As an interdisciplinary scholar, her funded scholarship totals more than $2M, and Williams is committed to both education and public health lines of scholarly inquiry. In 2021, Williams co-edited a Special Issue of the highly coveted New Directions in Student Services series entitled Supervision in Student Affairs: Approaches and Tensions in Today’s Workplaces to help reduce growing attrition in the student affairs profession. She also served on the ACPA’s Task Force on 21st Century Employment to help more broadly nationalize strategies to improve retention in the field. From 2022 to 2024, Williams held the highly prestigious National Academy of Education (NAEd)/ Spencer postdoctoral fellowship for her research on Black college women and HIV/AIDS. Some of her recent published manuscripts include (1) “‘It’s Just My Face:’ Workplace policing of Black Professional Women in Higher Education” in the Journal of Women and Gender in Higher Education; (2) Be yourself, but be strategically you:” Advice for and from Black women practitioners in the Journal of College Student Development; and, (3) The Danger of a Single Story: A Case for (Re)Centering Black Women and HIV in Higher Education in New Directions for Higher Education.

As a dedicated teacher, mentor, and advocate, Williams has received numerous awards for her pedagogical prowess, research commitments, and student support.

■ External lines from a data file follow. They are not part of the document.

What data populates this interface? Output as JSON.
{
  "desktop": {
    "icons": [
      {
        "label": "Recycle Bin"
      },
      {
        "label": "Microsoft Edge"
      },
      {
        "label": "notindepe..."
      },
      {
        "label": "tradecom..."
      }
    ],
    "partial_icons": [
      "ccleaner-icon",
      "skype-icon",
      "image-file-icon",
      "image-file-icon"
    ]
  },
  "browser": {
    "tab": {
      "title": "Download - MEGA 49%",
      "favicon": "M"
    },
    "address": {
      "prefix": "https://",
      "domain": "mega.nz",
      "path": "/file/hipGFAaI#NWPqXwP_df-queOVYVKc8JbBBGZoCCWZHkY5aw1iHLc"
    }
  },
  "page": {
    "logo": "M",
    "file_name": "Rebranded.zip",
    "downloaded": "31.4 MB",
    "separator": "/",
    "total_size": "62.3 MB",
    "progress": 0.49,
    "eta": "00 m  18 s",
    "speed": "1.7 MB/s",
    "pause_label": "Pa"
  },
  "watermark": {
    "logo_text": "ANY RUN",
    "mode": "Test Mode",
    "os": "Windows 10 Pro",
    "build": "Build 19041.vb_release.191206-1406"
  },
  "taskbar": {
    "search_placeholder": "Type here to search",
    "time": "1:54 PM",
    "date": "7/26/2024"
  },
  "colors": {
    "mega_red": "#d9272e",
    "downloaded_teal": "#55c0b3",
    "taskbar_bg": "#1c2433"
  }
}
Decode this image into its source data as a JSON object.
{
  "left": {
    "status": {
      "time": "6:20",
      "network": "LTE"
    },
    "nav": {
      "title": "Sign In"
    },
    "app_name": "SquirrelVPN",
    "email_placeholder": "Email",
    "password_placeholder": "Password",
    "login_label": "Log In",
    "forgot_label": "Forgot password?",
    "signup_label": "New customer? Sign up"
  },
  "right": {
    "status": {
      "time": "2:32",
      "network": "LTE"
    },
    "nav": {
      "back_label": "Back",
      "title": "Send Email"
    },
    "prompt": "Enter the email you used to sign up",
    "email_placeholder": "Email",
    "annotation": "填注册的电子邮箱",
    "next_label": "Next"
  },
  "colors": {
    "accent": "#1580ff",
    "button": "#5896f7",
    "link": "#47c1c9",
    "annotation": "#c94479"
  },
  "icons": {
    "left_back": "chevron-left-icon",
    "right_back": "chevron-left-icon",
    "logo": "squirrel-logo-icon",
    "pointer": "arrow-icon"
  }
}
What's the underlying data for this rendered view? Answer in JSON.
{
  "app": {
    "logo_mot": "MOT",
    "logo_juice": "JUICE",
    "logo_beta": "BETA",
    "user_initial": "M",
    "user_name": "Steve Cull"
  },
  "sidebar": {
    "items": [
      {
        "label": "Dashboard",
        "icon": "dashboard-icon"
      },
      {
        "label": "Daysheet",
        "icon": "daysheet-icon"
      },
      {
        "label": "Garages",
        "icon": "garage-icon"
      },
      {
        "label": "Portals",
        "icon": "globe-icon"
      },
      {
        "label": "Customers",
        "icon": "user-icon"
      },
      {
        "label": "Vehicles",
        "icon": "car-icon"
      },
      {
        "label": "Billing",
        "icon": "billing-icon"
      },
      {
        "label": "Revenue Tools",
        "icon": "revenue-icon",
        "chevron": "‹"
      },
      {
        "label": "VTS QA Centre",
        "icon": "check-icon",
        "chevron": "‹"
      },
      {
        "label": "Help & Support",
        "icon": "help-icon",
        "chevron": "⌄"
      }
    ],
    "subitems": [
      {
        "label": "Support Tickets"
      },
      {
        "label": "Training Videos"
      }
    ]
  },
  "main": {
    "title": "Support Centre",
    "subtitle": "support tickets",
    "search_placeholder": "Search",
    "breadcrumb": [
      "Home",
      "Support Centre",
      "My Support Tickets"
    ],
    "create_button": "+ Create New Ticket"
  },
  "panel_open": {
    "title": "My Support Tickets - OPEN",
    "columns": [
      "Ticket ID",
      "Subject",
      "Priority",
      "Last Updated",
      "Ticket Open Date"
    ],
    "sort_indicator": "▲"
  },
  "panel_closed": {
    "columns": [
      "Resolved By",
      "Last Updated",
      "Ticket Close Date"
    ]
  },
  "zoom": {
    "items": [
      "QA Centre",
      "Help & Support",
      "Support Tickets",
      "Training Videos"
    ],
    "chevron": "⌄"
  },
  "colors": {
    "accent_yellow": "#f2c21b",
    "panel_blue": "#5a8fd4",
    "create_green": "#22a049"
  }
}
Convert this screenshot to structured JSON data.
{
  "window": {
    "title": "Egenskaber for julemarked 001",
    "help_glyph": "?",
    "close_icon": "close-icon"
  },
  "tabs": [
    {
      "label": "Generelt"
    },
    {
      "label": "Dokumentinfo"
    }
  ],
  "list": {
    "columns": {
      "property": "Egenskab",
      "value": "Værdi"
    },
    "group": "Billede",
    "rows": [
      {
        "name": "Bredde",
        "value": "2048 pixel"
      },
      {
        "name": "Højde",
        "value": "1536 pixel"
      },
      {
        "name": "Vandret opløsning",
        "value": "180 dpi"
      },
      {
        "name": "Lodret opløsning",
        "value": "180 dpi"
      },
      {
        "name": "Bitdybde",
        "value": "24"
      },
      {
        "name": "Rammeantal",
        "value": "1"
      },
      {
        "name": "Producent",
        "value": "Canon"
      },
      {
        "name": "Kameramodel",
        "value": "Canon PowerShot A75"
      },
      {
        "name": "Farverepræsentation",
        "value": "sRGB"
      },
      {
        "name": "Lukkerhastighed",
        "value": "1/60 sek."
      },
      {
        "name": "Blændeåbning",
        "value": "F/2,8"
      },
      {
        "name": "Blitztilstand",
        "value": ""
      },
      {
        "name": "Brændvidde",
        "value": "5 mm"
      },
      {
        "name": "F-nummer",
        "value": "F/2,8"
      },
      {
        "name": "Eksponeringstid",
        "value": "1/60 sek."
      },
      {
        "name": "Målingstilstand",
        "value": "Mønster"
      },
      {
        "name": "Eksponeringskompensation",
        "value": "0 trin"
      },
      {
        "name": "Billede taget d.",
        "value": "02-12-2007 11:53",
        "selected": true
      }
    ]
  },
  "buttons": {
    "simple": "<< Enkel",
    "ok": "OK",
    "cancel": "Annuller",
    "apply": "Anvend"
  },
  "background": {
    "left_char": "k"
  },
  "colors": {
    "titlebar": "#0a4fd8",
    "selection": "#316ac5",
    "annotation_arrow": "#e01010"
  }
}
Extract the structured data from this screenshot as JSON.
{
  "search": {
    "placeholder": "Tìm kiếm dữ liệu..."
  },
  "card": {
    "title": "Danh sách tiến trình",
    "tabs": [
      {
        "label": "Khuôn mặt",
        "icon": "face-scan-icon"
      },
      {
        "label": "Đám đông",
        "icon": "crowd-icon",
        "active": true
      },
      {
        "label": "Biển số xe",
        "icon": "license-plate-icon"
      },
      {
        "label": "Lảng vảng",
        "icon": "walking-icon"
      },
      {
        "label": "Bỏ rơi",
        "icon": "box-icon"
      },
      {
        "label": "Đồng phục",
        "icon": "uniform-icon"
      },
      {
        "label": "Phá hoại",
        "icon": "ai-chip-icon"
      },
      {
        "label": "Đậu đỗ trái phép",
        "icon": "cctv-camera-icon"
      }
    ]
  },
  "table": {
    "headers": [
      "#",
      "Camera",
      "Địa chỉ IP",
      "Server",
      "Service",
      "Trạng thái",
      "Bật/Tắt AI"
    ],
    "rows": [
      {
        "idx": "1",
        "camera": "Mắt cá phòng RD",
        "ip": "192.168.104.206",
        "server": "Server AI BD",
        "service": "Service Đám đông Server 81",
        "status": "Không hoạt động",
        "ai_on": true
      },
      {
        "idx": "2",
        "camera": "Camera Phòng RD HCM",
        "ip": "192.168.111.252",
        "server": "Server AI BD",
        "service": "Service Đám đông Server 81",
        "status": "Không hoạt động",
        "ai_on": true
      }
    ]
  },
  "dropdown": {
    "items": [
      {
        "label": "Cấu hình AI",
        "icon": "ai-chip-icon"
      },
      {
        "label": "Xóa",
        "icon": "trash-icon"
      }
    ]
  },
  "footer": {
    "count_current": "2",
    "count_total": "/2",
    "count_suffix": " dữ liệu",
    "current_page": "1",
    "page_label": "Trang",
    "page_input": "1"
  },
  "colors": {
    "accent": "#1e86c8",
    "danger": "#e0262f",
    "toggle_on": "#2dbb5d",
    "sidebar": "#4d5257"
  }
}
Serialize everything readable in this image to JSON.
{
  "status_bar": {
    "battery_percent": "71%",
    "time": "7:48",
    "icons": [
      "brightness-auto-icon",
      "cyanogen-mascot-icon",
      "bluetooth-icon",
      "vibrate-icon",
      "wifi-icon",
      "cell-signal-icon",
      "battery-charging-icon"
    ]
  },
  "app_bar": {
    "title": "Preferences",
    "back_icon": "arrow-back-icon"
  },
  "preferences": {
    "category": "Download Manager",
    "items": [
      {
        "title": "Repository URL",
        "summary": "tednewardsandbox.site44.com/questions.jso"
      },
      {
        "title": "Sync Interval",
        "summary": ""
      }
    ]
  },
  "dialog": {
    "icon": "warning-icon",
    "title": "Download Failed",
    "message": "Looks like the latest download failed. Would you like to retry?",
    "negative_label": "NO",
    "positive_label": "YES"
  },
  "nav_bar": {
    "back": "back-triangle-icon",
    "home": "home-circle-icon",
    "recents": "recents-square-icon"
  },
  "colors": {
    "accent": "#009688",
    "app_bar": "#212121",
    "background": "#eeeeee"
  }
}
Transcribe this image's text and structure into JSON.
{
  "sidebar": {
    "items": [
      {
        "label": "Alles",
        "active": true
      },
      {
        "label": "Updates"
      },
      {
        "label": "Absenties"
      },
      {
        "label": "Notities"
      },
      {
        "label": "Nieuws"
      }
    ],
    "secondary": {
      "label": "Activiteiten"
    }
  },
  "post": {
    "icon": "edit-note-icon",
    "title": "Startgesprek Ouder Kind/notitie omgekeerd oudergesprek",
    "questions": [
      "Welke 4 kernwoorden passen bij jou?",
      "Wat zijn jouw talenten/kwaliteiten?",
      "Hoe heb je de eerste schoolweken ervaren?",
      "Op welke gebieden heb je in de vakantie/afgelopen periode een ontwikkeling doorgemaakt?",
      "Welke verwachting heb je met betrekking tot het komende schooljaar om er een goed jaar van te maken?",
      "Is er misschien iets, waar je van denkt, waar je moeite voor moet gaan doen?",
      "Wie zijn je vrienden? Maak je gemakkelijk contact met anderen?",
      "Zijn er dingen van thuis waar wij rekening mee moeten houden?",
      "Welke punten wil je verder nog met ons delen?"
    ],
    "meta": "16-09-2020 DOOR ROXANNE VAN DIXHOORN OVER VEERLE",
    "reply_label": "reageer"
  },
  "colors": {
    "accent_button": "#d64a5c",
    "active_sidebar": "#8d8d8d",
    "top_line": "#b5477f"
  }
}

She is honored to be a 2025 Diverse: Issues in Higher Education Emerging Scholar, 2024 ACPA Emerging Scholar, and 2024 awardee for the NASPA Outstanding Contribution to Literature and/or Research Award, NASPA: Student Affairs Administrators in Higher Education (Region I). In addition to national recognition, the University of Georgia Mary Francis Early College of Education recognized Williams with the 2025 Early Career Researcher Award and the University of Vermont College of Education and Social Services (CESS) awarded her the 2023 Joseph A. Abruscato Award for Excellence in Research & Scholarship.
An avid community builder, believer in translating theory to practice, and public scholar, Williams currently serves as a Black Women’s Health Imperative consultant for #IAmHIVPossible. Previously, she held the inaugural Writer-in-Residence role with Teach for America and co-founded two digital counter-communities for Black women within and beyond college and university environments: #CiteASista and #SisterPhD. Cite A Sista offered a groupme, online, and in person community for Black women to support, encourage, and uplift one another. The movement often offered space for Black women to discuss difficult or otherwise unsavory for dinner table conversations with a long-term goal of destigmatizing Black women’s issues. SisterPhD was a group designed to facilitate and encourage sisterhood and support as a graduate school retention strategy. The latter’s model has been replicated at institutions across the country and across graduate programs as master’s and doctoral students alike have sought to recreate such communal dynamics.
Williams’ scholarship, as well as her personal and professional advocacy, have been featured in and by the White House Initiative on HBCUs, U.S. Department of Health and Human Services, National Public Radio (NPR), the National Black Women’s Health Imperative (BWHI), One Day Studio (ODS), the National Minority Aids Council (NMAC) and in a host of academic journals. She is on the web under @DrBritWilliams on most social media sites.